Insertion Sort

What is Insertion Sort?

Insertion sort is a simple sorting algorithm that works similar to the way you sort playing cards in your hands. The array is virtually split into a sorted and an unsorted part. Values from the unsorted part are picked and placed at the correct position in the sorted part.

Explanation of the Insertion Sort Algorithm

The insertion sort algorithm works by iterating through an array and, for each element, inserting it into its correct position within the already sorted portion of the array. It builds the sorted array one element at a time.

Step-by-Step Example

Let's consider the array: [5, 2, 4, 6, 1, 3]

1. Initial Array: [5, 2, 4, 6, 1, 3]. Consider the first element (5) as already sorted (a single element is always sorted).
2. Iteration 1: Take the second element (2). Compare it with the element in the sorted part (5). Since 2 < 5, shift 5 to the right and insert 2 in its place. Array becomes: [2, 5, 4, 6, 1, 3]
3. Iteration 2: Take the third element (4). Compare it with the sorted part (2, 5). Since 4 > 2, but 4 < 5, shift 5 to the right and insert 4 in its place. Array becomes: [2, 4, 5, 6, 1, 3]
4. Iteration 3: Take the fourth element (6). Compare it with the sorted part (2, 4, 5). Since 6 is greater than all elements in the sorted part, it remains in its position. Array becomes: [2, 4, 5, 6, 1, 3]
5. Iteration 4: Take the fifth element (1). Compare it with the sorted part (2, 4, 5, 6). Since 1 is smaller than all elements in the sorted part, shift all elements to the right until the beginning of the sorted portion and insert 1 in its place. Array becomes: [1, 2, 4, 5, 6, 3]
6. Iteration 5: Take the sixth element (3). Compare it with the sorted part (1, 2, 4, 5, 6). Since 3 > 2, but 3 < 4, shift 4,5,6 to the right and insert 3 in its place. Array becomes: [1, 2, 3, 4, 5, 6]

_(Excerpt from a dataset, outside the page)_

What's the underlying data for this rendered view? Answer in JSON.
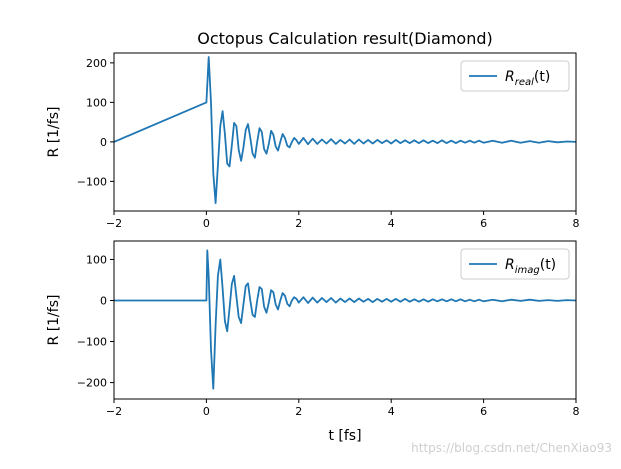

The array is now sorted: [1, 2, 3, 4, 5, 6]

Pseudocode

 function insertionSort(array):
        for i from 1 to length(array) - 1:
            key = array[i]
            j = i - 1
            while j >= 0 and array[j] > key:
                array[j + 1] = array[j]
                j = j - 1
            array[j + 1] = key
        return array 

Time and Space Complexity Analysis

Time Complexity

• Best Case: O(n). This occurs when the array is already sorted. Only one comparison is made for each element.
• Average Case: O(n²). On average, each element needs to be compared with half of the already sorted elements.
• Worst Case: O(n²). This occurs when the array is sorted in reverse order. Each element needs to be compared with all of the already sorted elements.

Space Complexity

• Space Complexity: O(1). Insertion sort is an in-place sorting algorithm, meaning it requires a constant amount of extra space regardless of the input size. It only uses a few extra variables for comparison and shifting.

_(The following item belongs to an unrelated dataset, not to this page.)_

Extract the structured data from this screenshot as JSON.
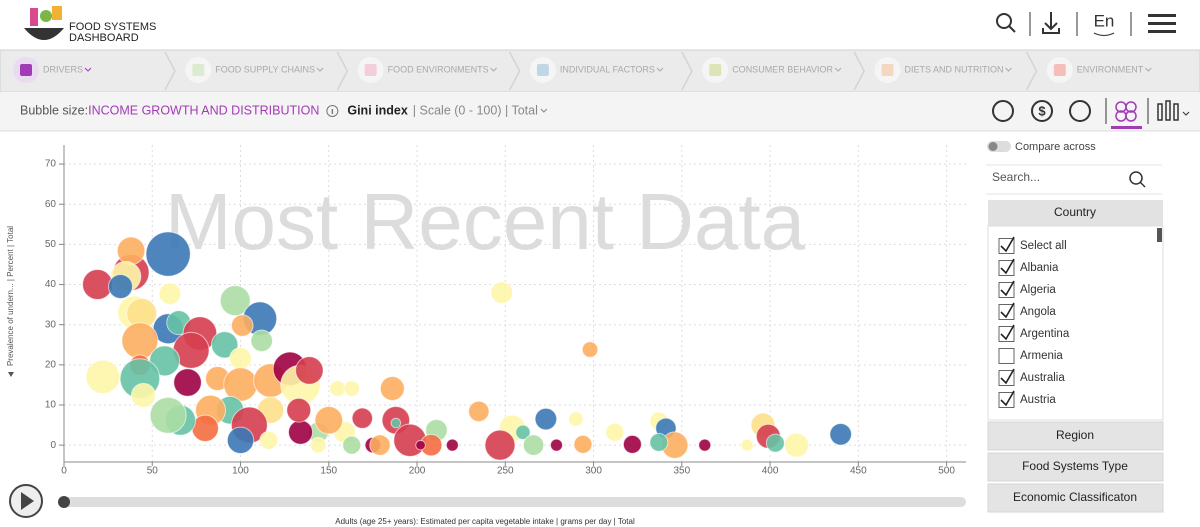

Advantages of Insertion Sort

• Simple to implement: The algorithm is easy to understand and implement.
• Efficient for small datasets: Performs well when sorting small arrays.
• Adaptive: Efficient for data sets that are already substantially sorted. If the input array is partially sorted, insertion sort performs well.
• In-place: Requires minimal extra memory space.
• Stable: Maintains the relative order of elements with equal values.
• Online: Can sort a list as it receives it.

Disadvantages of Insertion Sort

• Inefficient for large datasets: Its quadratic time complexity makes it unsuitable for sorting large arrays.
• Performance degrades as input size increases: The number of comparisons and shifts increase significantly with larger inputs.